プロジェクト開始直後は、各組織の思惑がずれていて、これまでに培ってきた研究内容を高めようとするインクリメンタルな方向に動いてしまいがちであった。そこで、最終目標を共有できるようにするために、このテーマに関連した研究を実施されている専門家を訪問して意見を伺う活動を継続して実施し、グループ内の意思統一を図った。その結果、プロジェクトが中盤に差し掛かった頃には、このグループのメンバーの一人である医学者のアイデアが小生が同時期に考えていたものと本質的には同じ内容だったことが分かり、だんだんと位相が合ってくるという手応えを感じることもあった。

産学官連携の教訓

産学官連携の研究開発では成果を問われることが多いが、成果を得るためには、メンバーの才気や情熱だけでは無理で、根気とサポート体制が何より大切である。共同研究には、晴れの日も雨の日もあり、ともに歩める関係がないと継続できない。つまり、良好な人間関係の熟成が成功の秘訣である。

また、良好な結果が生まれた後も試練が待っている。政府系の研究資金による研究では、成果を公表する必要があり、マスコミを通じて発表するケースも最近では多くなっている。
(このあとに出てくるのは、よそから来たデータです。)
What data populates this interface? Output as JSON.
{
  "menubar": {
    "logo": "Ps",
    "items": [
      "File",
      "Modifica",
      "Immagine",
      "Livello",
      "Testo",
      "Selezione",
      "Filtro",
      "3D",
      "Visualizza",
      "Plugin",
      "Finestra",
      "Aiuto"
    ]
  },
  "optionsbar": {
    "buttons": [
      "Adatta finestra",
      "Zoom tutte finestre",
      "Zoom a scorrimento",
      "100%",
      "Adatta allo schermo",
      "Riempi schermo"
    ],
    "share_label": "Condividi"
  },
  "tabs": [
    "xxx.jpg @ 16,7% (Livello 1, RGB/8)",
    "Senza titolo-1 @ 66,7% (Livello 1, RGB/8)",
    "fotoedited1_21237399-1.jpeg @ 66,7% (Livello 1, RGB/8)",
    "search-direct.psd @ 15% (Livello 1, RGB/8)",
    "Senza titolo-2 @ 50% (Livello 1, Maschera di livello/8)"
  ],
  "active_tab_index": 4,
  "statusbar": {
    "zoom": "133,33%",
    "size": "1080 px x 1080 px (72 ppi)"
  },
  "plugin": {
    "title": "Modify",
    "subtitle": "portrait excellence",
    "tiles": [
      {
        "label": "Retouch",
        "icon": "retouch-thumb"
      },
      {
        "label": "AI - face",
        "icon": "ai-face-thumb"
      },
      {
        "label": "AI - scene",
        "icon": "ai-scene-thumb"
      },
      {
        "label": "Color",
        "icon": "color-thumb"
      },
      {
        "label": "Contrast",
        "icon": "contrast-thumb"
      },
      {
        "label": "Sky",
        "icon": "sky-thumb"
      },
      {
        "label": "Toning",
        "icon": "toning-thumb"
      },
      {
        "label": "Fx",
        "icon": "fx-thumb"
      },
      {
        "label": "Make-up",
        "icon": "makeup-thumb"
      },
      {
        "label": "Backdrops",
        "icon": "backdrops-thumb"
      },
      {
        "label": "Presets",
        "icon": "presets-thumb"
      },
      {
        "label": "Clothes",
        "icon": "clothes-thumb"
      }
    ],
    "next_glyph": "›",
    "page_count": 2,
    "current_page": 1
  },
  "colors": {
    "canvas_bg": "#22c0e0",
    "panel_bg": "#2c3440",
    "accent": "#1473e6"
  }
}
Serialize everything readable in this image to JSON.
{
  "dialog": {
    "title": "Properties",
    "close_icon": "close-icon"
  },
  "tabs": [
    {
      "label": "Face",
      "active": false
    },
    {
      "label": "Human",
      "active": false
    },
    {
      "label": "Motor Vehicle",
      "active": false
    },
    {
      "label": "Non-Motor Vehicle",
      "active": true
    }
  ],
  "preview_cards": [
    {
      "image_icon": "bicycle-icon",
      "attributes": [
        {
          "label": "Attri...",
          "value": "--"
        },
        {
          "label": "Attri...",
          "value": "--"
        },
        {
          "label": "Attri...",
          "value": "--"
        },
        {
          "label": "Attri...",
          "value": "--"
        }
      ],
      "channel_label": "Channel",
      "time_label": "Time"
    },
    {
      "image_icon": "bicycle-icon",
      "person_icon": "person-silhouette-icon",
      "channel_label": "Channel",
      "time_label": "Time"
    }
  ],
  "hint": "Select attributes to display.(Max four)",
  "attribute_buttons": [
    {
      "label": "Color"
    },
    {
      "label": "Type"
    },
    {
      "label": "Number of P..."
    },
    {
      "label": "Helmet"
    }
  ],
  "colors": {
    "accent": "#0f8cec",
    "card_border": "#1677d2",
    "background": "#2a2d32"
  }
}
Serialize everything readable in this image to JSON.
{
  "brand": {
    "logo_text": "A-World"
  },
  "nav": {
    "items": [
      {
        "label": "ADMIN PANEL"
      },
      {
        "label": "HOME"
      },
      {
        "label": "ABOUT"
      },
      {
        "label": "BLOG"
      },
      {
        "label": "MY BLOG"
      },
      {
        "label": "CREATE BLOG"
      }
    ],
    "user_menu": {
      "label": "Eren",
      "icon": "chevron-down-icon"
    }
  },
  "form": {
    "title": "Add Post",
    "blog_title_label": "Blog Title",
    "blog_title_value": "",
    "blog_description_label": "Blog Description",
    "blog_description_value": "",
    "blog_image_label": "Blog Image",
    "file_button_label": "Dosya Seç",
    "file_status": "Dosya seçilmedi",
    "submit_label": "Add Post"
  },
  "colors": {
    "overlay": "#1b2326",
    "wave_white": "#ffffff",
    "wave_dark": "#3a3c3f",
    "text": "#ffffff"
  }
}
普段マスコミの前に姿を現す機会の少ない大学教員は、一般にマスコミ対応が苦手である。 新聞やWeb等のような活字ものは後で修正が効くので良いとしても、ラジオやTV取材は修正が効かないし、編集の過程で短く切られていたりする。そこで、限られた時間内に相手に意図が伝わるような分かりやすい言葉で話せるようになるには訓練が必要である。小生も、何回かTVやラジオで取り上げて頂いたが、専門用語を多用し過ぎ、何を言っているのか分からないと家族から言われることの方が多かった。

このようなことから、自らの研究の必要性を、例えば歌舞伎役者の口上のように胸がすく思いのするような語り口で国民に理解してもらえるための情報発信のトレーニングが研究者にとって必要との印象を持った。欲を言えば、研究者側からの情報発信に応えるタイミングの良い大向こうからの声援もあって欲しいものである。

大学人にとって産学官連携とは

目下、大学で先端技術と呼ばれている分野で活躍している若手研究者はテーマを深掘りする傾向が強く、ニーズの広がりについては余り調査研究しない傾向があると小生は感じている。そこで、産学官連携を通じて研究の成果の活用先つまり出口イメージを明確に持って研究するやり方を若いうちから経験させることが必要である。

ただし、実際の工業製品や製造技術を良く知った上で、基礎研究テーマを発掘し、そのテーマについて研究できるという大学の特徴を失うべきではないと考える。